Adam Mosseri, the head of Instagram, has indicated that technology companies, including Meta, may soon implement limits on how much individual engineers can spend on artificial intelligence (AI) tools. Speaking on Lenny's Podcast, Mosseri suggested that within a year or two, the 'burn rate' from an engineer's AI token usage could equal their annual salary, making caps an inevitable necessity to manage burgeoning operational costs.
AI token spend refers to the computational cost incurred when processing AI prompts and generating responses. This expense has become a significant concern across the tech industry, with Meta itself on track for billions of pounds in AI-related costs for 2026. The company has already taken steps to curb spending, including discontinuing an internal leaderboard that tracked AI token usage among employees.
Mosseri emphasised that managing AI token costs would become as critical as overseeing other core business expenditures, such as payroll, operational expenses (OpEx), and the deployment of hardware resources like GPUs and CPUs. He drew parallels to how companies allocate budgets for staffing or specific projects, suggesting that AI token budgets would similarly need to be proportional to an engineer's ability to deliver a positive return on investment (ROI).
Meta currently does not impose specific token caps on its employees. However, Mosseri views such measures as a potentially healthy development for future financial management. He also expressed a long-term expectation that AI token costs might decrease as competition intensifies among AI model providers, potentially leading to a 'pricing war' that benefits users.

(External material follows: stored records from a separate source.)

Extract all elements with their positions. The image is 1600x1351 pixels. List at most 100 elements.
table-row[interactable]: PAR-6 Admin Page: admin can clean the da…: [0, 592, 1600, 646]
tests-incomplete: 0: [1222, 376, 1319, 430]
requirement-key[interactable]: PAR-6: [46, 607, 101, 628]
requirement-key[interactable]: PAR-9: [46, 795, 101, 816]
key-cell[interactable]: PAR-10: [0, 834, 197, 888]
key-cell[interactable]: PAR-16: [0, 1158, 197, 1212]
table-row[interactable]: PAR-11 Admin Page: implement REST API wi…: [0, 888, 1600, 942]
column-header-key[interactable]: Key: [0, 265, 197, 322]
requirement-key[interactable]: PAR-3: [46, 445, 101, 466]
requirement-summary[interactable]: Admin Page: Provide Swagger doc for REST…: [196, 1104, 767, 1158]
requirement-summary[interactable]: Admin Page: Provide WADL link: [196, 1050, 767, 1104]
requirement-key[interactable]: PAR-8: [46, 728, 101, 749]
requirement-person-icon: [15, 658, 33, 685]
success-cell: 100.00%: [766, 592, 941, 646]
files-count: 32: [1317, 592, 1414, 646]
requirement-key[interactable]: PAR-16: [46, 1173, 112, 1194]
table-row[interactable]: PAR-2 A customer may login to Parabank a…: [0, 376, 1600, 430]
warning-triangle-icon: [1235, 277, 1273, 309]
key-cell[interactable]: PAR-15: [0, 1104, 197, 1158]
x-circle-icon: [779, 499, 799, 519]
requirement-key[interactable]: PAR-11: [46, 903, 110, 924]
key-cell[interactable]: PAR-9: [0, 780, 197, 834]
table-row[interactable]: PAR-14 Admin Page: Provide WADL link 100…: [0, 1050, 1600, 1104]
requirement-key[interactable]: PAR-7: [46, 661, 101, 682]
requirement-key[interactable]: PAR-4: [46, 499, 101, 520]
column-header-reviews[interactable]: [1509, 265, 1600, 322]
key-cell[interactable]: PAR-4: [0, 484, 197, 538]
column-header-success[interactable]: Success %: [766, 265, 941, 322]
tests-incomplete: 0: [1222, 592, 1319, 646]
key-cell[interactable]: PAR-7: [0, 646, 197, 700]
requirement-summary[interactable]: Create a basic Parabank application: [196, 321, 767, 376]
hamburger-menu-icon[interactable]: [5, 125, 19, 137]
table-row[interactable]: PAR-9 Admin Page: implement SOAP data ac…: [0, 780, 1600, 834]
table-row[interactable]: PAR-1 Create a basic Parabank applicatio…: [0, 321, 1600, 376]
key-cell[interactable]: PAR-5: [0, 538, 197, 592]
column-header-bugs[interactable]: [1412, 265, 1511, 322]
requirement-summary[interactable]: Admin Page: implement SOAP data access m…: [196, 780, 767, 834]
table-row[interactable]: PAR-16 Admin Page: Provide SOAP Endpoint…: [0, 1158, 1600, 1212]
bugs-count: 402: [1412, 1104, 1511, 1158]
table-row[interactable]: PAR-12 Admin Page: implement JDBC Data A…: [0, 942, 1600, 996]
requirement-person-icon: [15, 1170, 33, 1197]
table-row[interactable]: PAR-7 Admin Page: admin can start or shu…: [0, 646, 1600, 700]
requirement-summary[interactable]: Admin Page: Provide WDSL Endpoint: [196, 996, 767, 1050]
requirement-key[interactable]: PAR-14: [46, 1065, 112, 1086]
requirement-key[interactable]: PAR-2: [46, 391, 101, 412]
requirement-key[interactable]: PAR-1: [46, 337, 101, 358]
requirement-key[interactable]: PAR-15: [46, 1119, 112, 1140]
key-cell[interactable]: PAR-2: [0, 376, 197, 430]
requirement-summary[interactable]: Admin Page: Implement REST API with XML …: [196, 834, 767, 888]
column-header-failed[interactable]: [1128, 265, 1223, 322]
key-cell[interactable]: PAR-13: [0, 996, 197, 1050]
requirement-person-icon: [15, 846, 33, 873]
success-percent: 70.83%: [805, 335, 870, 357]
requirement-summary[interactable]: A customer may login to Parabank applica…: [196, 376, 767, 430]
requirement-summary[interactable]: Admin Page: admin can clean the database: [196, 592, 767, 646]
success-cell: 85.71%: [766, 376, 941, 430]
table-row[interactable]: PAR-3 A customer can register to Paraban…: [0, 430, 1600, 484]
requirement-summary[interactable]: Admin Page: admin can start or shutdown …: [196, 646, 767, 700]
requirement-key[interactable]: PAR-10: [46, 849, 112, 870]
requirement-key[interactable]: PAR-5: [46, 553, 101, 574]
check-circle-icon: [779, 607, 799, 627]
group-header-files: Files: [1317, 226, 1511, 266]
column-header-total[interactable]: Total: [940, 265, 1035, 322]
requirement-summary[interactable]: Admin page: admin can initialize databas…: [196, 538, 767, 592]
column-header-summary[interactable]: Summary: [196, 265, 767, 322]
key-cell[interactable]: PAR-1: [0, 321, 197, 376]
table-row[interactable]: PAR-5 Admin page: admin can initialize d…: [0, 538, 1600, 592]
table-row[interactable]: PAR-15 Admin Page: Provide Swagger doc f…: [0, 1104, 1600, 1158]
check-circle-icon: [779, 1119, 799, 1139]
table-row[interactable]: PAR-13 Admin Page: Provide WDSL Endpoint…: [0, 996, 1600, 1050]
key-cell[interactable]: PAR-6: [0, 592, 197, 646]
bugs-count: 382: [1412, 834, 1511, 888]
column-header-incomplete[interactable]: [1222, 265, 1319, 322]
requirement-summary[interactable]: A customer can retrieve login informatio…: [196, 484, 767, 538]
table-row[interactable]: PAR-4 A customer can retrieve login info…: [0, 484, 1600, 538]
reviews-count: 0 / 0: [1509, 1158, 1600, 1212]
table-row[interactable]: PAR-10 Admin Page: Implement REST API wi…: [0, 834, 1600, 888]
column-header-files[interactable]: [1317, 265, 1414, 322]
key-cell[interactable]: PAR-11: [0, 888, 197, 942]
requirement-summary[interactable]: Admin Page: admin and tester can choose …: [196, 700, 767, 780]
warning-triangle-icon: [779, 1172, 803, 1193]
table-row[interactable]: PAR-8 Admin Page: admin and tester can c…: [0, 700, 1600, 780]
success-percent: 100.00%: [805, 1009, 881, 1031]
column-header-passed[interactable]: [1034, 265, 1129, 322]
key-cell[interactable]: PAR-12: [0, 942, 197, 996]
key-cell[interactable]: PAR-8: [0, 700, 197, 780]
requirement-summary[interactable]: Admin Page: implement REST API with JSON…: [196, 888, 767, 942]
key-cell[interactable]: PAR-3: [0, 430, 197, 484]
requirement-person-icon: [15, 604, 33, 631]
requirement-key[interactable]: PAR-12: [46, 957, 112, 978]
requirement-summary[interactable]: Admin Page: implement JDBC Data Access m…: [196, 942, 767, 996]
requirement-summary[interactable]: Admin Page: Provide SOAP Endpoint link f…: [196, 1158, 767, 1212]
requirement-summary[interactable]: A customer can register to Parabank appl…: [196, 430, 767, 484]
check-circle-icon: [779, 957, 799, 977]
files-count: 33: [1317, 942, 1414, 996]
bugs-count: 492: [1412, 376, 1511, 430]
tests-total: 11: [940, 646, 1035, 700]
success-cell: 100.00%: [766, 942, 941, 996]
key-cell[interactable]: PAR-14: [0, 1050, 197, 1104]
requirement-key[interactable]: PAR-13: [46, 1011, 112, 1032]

The challenges faced by Meta are not isolated. Other major tech firms are also grappling with the financial implications of extensive AI experimentation. Uber, for instance, reportedly exhausted its 2026 AI coding budget by April, while Microsoft cancelled certain Claude Code licenses, opting to consolidate its engineers around its proprietary Copilot CLI tool to manage soaring token costs. These instances highlight a broader industry trend towards a more disciplined approach to AI resource allocation.